People like George Billett and his wife Jemima prove that there was much more to convict-era Tasmanian life than rusticity and privation, and that a hardened, ‘arse-end-of-the-world’ place could be ripe with opportunity.
People like George Billett and his wife Jemima prove that there was much more to convict-era Tasmanian life than rusticity and privation, and that a hardened, ‘arse-end-of-the-world’ place could be ripe with opportunity.

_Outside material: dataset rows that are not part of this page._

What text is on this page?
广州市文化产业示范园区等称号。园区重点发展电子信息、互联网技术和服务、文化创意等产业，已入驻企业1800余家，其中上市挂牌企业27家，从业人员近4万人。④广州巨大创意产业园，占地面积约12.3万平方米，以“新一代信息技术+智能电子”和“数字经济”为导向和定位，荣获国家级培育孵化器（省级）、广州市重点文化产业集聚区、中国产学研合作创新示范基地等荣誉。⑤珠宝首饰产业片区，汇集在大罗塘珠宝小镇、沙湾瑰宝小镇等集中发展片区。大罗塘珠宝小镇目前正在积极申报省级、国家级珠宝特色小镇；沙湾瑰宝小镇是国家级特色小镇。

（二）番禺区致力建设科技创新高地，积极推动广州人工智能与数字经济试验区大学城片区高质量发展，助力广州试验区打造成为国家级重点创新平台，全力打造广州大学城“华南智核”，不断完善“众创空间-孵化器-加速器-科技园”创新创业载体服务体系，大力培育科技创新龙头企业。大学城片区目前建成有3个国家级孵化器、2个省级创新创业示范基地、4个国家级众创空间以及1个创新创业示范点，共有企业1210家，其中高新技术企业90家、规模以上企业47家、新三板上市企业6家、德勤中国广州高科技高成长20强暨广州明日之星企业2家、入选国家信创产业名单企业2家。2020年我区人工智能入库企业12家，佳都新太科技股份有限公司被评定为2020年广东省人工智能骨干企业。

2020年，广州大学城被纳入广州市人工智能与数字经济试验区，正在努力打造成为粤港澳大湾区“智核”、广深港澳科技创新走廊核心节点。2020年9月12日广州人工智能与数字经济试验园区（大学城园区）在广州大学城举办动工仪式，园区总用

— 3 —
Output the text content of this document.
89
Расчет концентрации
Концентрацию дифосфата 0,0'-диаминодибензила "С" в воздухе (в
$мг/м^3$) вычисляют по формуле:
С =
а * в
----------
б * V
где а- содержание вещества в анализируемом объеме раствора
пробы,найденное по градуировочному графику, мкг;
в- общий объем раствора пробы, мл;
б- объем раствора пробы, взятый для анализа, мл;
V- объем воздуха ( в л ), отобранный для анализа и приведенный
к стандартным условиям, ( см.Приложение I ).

You can’t choose your family, so in 1850s Australia there were plenty of people employing portraitists to help gloss over the ‘stain’ of convict parentage instead. Both of George Billett’s parents had been convicts, doing their time at Norfolk Island before relocating to Hobart to put their pasts behind them. In 1835, aged twenty-two, George married sixteen year-old Jemima Larsom, whose parents had also been convicts. The first of their twelve children was born in 1836; by the 1850s, they’d attained the status of prosperous, upstanding citizens. These pull-yourself-up-by-the-bootstraps folks were typical clients for the itinerant painter and erstwhile surgeon and convict Charles Henry Theodore Costantini. No matter that his portraits lacked physiognomic accuracy, no matter his dubious character; Costantini was a dab, delightful hand at the correct transcription of respectability and its trappings – costume, coiffures, accoutrements – making him the perfect choice for those families who had fashioned gentility from coarse or inauspicious beginnings.